Mr. Burnham’s sparse eyebrows shot up. “So far as I know, she has the normal share of high spirits, and a young and pretty girl’s desire to flirt and trifle more than is modest, to play the game dangerously from time to time. That is no more than healthy. Let us say she is not tedious and leave it at that?”

Monk laughed in spite of himself. The evening had been most enjoyable, and as far as he could see of no use whatever to Rathbone. He thanked Mr. Burnham sincerely and remained another half hour listening to irrelevant stories, then went
home without removing the cat hairs, in case it should offend Mr. Burnham, and considered his tactics for the morrow.

He spent Sunday morning equally fruitlessly. He called upon two or three acquaintances, who merely confirmed what he had already heard. One of them owned a gambling house in the less-reputable part of the West End and occasionally loaned money to gentlemen temporarily embarrassed in a financial way. He usually knew who owed money, and to whom. He was expert in assessing precisely what any given man was worth. He was better at it than many a legitimate banker. He had never heard of Killian Melville, and he knew of Barton Lambert only by repute. Neither of them owed a halfpenny to anyone, so far as he was aware. Certainly neither of them gambled heavily.

Another acquaintance, who owned a couple of brothels in the Haymarket area and was familiar with the tastes and weaknesses of many of the leading gentlemen in society, also knew neither man.

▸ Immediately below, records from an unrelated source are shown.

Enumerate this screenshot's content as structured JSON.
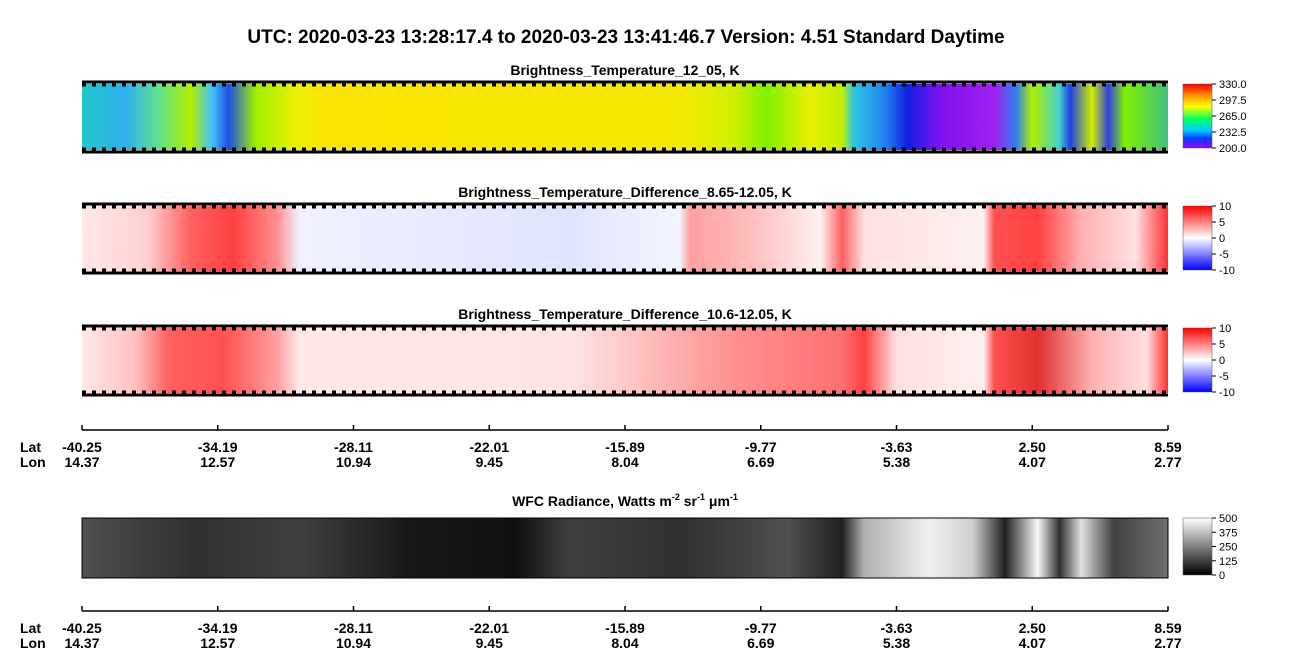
{
  "title": "UTC:  2020-03-23   13:28:17.4  to  2020-03-23   13:41:46.7    Version: 4.51  Standard Daytime",
  "panels": [
    {
      "title": "Brightness_Temperature_12_05, K",
      "colorbar_ticks": [
        {
          "value": 330,
          "label": "330.0"
        },
        {
          "value": 297.5,
          "label": "297.5"
        },
        {
          "value": 265,
          "label": "265.0"
        },
        {
          "value": 232.5,
          "label": "232.5"
        },
        {
          "value": 200,
          "label": "200.0"
        }
      ]
    },
    {
      "title": "Brightness_Temperature_Difference_8.65-12.05, K",
      "colorbar_ticks": [
        10,
        5,
        0,
        -5,
        -10
      ]
    },
    {
      "title": "Brightness_Temperature_Difference_10.6-12.05, K",
      "colorbar_ticks": [
        10,
        5,
        0,
        -5,
        -10
      ]
    },
    {
      "title_parts": [
        "WFC Radiance, Watts m",
        "-2",
        " sr",
        "-1",
        " μm",
        "-1"
      ],
      "colorbar_ticks": [
        500,
        375,
        250,
        125,
        0
      ]
    }
  ],
  "axis": {
    "lat_label": "Lat",
    "lon_label": "Lon",
    "lat": [
      -40.25,
      -34.19,
      -28.11,
      -22.01,
      -15.89,
      -9.77,
      -3.63,
      {
        "value": 2.5,
        "label": "2.50"
      },
      8.59
    ],
    "lon": [
      14.37,
      12.57,
      10.94,
      9.45,
      8.04,
      6.69,
      5.38,
      4.07,
      2.77
    ]
  }
}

By early afternoon Monk was irritable, chilly in the intermittent showers of rain, and profoundly discouraged. It appeared Killian Melville was simply a young man who had made a rash offer of marriage, perhaps in a moment of physical passion, and now regretted it and was foolish enough to believe he could walk away unscathed. Perhaps he had prevailed upon her virtue and now despised her, wondering if he were the first or would be the last. It was a shabby act, and Monk had little patience with it. If one wished to satisfy an appetite, there were plenty of women available without using a respectable girl who believed you loved her. She would be ruined in reputation, whatever her emotional distress or lack of it. Melville must know that as well as anyone.

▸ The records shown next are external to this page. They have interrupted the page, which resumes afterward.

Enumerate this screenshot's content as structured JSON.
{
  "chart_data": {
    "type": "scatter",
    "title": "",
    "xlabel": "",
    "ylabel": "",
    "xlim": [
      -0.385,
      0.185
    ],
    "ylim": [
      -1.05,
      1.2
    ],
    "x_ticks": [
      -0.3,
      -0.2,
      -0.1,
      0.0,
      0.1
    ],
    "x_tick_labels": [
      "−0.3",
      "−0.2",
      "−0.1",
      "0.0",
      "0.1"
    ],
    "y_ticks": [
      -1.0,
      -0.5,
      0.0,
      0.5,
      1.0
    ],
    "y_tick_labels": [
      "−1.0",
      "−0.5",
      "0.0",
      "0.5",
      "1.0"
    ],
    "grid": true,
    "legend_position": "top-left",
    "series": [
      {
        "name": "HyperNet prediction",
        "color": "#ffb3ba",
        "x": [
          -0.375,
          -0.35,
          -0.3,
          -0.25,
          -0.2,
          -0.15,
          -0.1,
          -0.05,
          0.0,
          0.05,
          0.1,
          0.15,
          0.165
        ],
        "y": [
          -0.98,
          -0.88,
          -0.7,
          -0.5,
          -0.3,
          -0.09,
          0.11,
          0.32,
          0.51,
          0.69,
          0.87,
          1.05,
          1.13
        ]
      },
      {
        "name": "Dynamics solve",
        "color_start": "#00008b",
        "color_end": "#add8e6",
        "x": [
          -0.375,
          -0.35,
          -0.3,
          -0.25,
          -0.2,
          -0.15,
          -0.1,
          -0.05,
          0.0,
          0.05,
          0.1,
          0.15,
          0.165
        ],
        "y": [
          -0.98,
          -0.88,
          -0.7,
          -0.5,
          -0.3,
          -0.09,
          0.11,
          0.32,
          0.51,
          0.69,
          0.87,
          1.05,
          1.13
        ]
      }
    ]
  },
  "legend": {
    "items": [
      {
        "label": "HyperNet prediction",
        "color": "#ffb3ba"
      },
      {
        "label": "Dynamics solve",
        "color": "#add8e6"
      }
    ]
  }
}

And yet as Monk fastened his coat more tightly at the neck and put his head down as the rain grew harder, he could not think that the man who had designed the building he had walked through yesterday, so full of soaring lines and radiant light, would be such a hypocrite or a coward as to run away
from responsibility for his own acts. Could a man be of such a double nature?

Monk had no idea. He had never known a creative genius. Some people made excuses for artists, poets and composers of great music. They believed such men did not have to live by the standards of ordinary people. That thought provoked in him a deep disgust. It was fundamentally dishonest.

Was it possible Melville was merely naive, as he had told Rathbone, and had been maneuvered into a betrothal he had never intended? Was the marriage really unbearable to him?

Monk stepped off the pavement over the swirling gutter and ran across the cobbled street as a hansom driver came around the corner at a canter and swore at him for getting in the way. The wheels threw an arc of water over his legs, soaking his trousers, and he swore back at the man fluently.